To keep the run on linemen afloat, they brought in G/C Jason Brown. Brown, a UNC alum, was a third round pick with the Ravens followed by being the league's highest paid center in 2009 with the Rams. That last bit hurt him a good deal, proving unworthy of the money.

Baker, a 6'4, 320 lb lineman, is massive for a center. He struggled with the Rams to provide consistency. He did have a very good year under current Panthers OL coach John Matsko in their one year together, in 2008.

Sunday, March 4, 2012

Saints: Twilight?

If you're a Carolina follower, you know how much it stung to have a good finish to the season marred by such a blowout against New Orleans: after playing them close earlier in the season, they tied 17 before the Saints mercilessly scored 28 unanswered points and went on to set numerous offensive records.

That should stick in the front office's mind as well, looking to revitalize a defense that hasn't been good since 2009, which itself wasn't dominant. Coach Ron Rivera has pledged to work more with Sean McDermott's defense, something many feared he'd have done too much with (and certainly didn't, hopefully - meaning the room to grow is legitimate).

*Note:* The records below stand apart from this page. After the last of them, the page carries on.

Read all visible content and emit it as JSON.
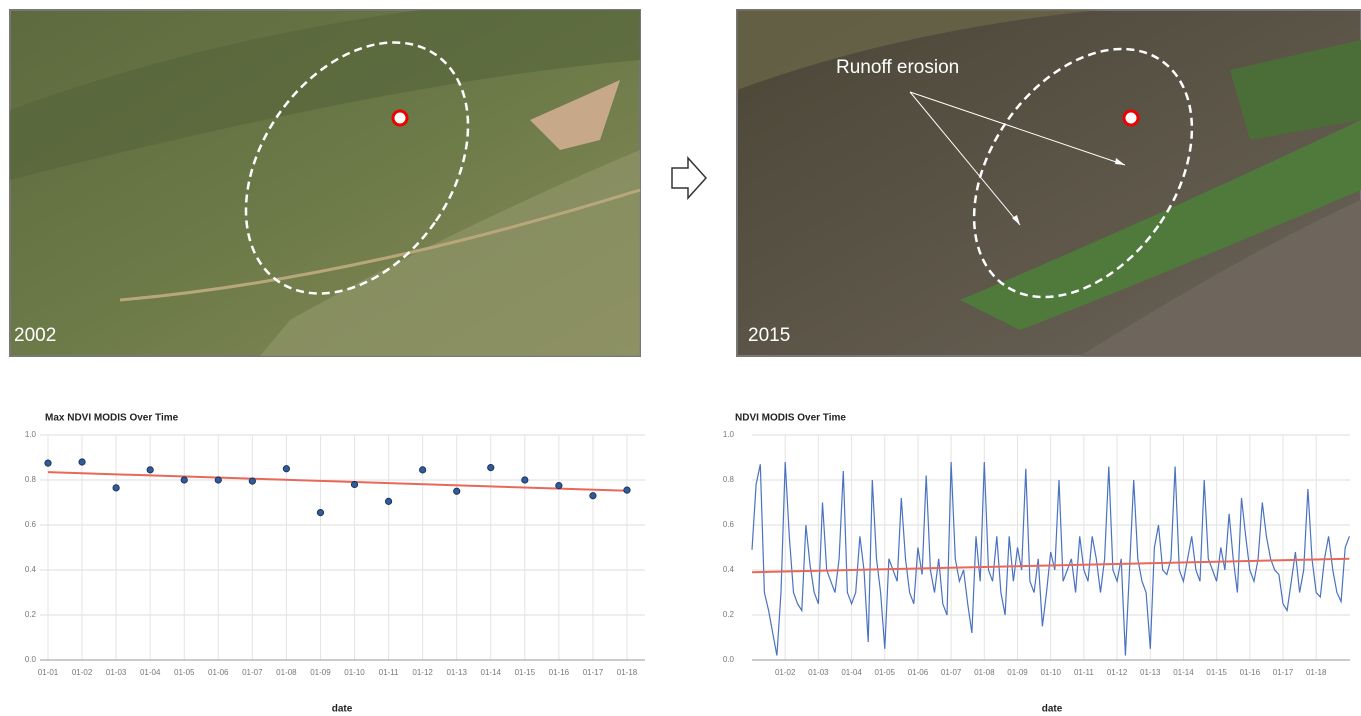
{
  "images": [
    {
      "year": "2002"
    },
    {
      "year": "2015",
      "annotation": "Runoff erosion"
    }
  ],
  "chart_data": [
    {
      "type": "scatter",
      "title": "Max NDVI MODIS Over Time",
      "x_label": "date",
      "categories": [
        "01-01",
        "01-02",
        "01-03",
        "01-04",
        "01-05",
        "01-06",
        "01-07",
        "01-08",
        "01-09",
        "01-10",
        "01-11",
        "01-12",
        "01-13",
        "01-14",
        "01-15",
        "01-16",
        "01-17",
        "01-18"
      ],
      "values": [
        0.875,
        0.88,
        0.765,
        0.845,
        0.8,
        0.8,
        0.795,
        0.85,
        0.655,
        0.78,
        0.705,
        0.845,
        0.75,
        0.855,
        0.8,
        0.775,
        0.73,
        0.755
      ],
      "color": "#2e5a9e",
      "trend": {
        "color": "#e8685a",
        "values": [
          0.835,
          0.752
        ]
      },
      "ylim": [
        0,
        1
      ],
      "yticks": [
        {
          "value": 0,
          "label": "0.0"
        },
        0.2,
        0.4,
        0.6,
        0.8,
        {
          "value": 1,
          "label": "1.0"
        }
      ],
      "grid": true
    },
    {
      "type": "line",
      "title": "NDVI MODIS Over Time",
      "x_label": "date",
      "categories": [
        null,
        null,
        null,
        null,
        null,
        null,
        null,
        null,
        "01-02",
        null,
        null,
        null,
        null,
        null,
        null,
        null,
        "01-03",
        null,
        null,
        null,
        null,
        null,
        null,
        null,
        "01-04",
        null,
        null,
        null,
        null,
        null,
        null,
        null,
        "01-05",
        null,
        null,
        null,
        null,
        null,
        null,
        null,
        "01-06",
        null,
        null,
        null,
        null,
        null,
        null,
        null,
        "01-07",
        null,
        null,
        null,
        null,
        null,
        null,
        null,
        "01-08",
        null,
        null,
        null,
        null,
        null,
        null,
        null,
        "01-09",
        null,
        null,
        null,
        null,
        null,
        null,
        null,
        "01-10",
        null,
        null,
        null,
        null,
        null,
        null,
        null,
        "01-11",
        null,
        null,
        null,
        null,
        null,
        null,
        null,
        "01-12",
        null,
        null,
        null,
        null,
        null,
        null,
        null,
        "01-13",
        null,
        null,
        null,
        null,
        null,
        null,
        null,
        "01-14",
        null,
        null,
        null,
        null,
        null,
        null,
        null,
        "01-15",
        null,
        null,
        null,
        null,
        null,
        null,
        null,
        "01-16",
        null,
        null,
        null,
        null,
        null,
        null,
        null,
        "01-17",
        null,
        null,
        null,
        null,
        null,
        null,
        null,
        "01-18",
        null,
        null,
        null,
        null,
        null,
        null,
        null,
        null
      ],
      "values": [
        0.49,
        0.78,
        0.87,
        0.3,
        0.22,
        0.12,
        0.02,
        0.3,
        0.88,
        0.55,
        0.3,
        0.25,
        0.22,
        0.6,
        0.42,
        0.3,
        0.25,
        0.7,
        0.4,
        0.35,
        0.3,
        0.45,
        0.84,
        0.3,
        0.25,
        0.3,
        0.55,
        0.4,
        0.08,
        0.8,
        0.45,
        0.3,
        0.05,
        0.45,
        0.4,
        0.35,
        0.72,
        0.45,
        0.3,
        0.25,
        0.5,
        0.38,
        0.82,
        0.4,
        0.3,
        0.45,
        0.25,
        0.2,
        0.88,
        0.45,
        0.35,
        0.4,
        0.25,
        0.12,
        0.55,
        0.35,
        0.88,
        0.4,
        0.35,
        0.55,
        0.3,
        0.2,
        0.55,
        0.35,
        0.5,
        0.4,
        0.85,
        0.35,
        0.3,
        0.45,
        0.15,
        0.3,
        0.48,
        0.4,
        0.8,
        0.35,
        0.4,
        0.45,
        0.3,
        0.55,
        0.4,
        0.35,
        0.55,
        0.45,
        0.3,
        0.45,
        0.86,
        0.4,
        0.35,
        0.45,
        0.02,
        0.4,
        0.8,
        0.45,
        0.35,
        0.3,
        0.05,
        0.5,
        0.6,
        0.4,
        0.38,
        0.45,
        0.86,
        0.4,
        0.35,
        0.45,
        0.55,
        0.4,
        0.35,
        0.8,
        0.45,
        0.4,
        0.35,
        0.5,
        0.4,
        0.65,
        0.45,
        0.3,
        0.72,
        0.55,
        0.4,
        0.35,
        0.45,
        0.7,
        0.55,
        0.45,
        0.4,
        0.38,
        0.25,
        0.22,
        0.35,
        0.48,
        0.3,
        0.4,
        0.76,
        0.45,
        0.3,
        0.28,
        0.45,
        0.55,
        0.4,
        0.3,
        0.26,
        0.5,
        0.55
      ],
      "color": "#4a72c0",
      "trend": {
        "color": "#e8685a",
        "values": [
          0.39,
          0.45
        ]
      },
      "ylim": [
        0,
        1
      ],
      "yticks": [
        {
          "value": 0,
          "label": "0.0"
        },
        0.2,
        0.4,
        0.6,
        0.8,
        {
          "value": 1,
          "label": "1.0"
        }
      ],
      "grid": true
    }
  ]
}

It looked like the Saints were doing a decent job of remaining competitive, switching out defensive coordinator Gregg Williams for a counterpart of McDermott and Rivera's, Steve Spagnuolo, which is an upgrade. It also looked like they'd have a good chance at keeping their team together.

But, the Saints appear to be doing a decent job of dismantling themselves suddenly. A franchise tag on Drew Brees means they might not be able to come to an agreement on a deal - tying up more cap space in the meantime - and that may mean that guard Carl Nicks, WRs Marques Colston, Robert Meacham, and a number of defensive linemen will have a better shot at reaching free agency.

But the most interesting bit is the story on bounties, brought in by Williams and apparently funneled through Sean Payton and at least one outside benefactor. The penalties are likely to be severe (potential suspensions, likely picks forfeited, and who knows what else), but are undetermined as of yet.

The end result is that no matter what happens, if the Saints have Brees, they'll be powerful. But, take away the inside presence of Nicks, remove the big bodies of Colston/Meacham to leave just speed guys on the outside, and neuter Payton's ability to get Spagnuolo the specialized players he'll require? They don't stand the chance of being top contenders anymore.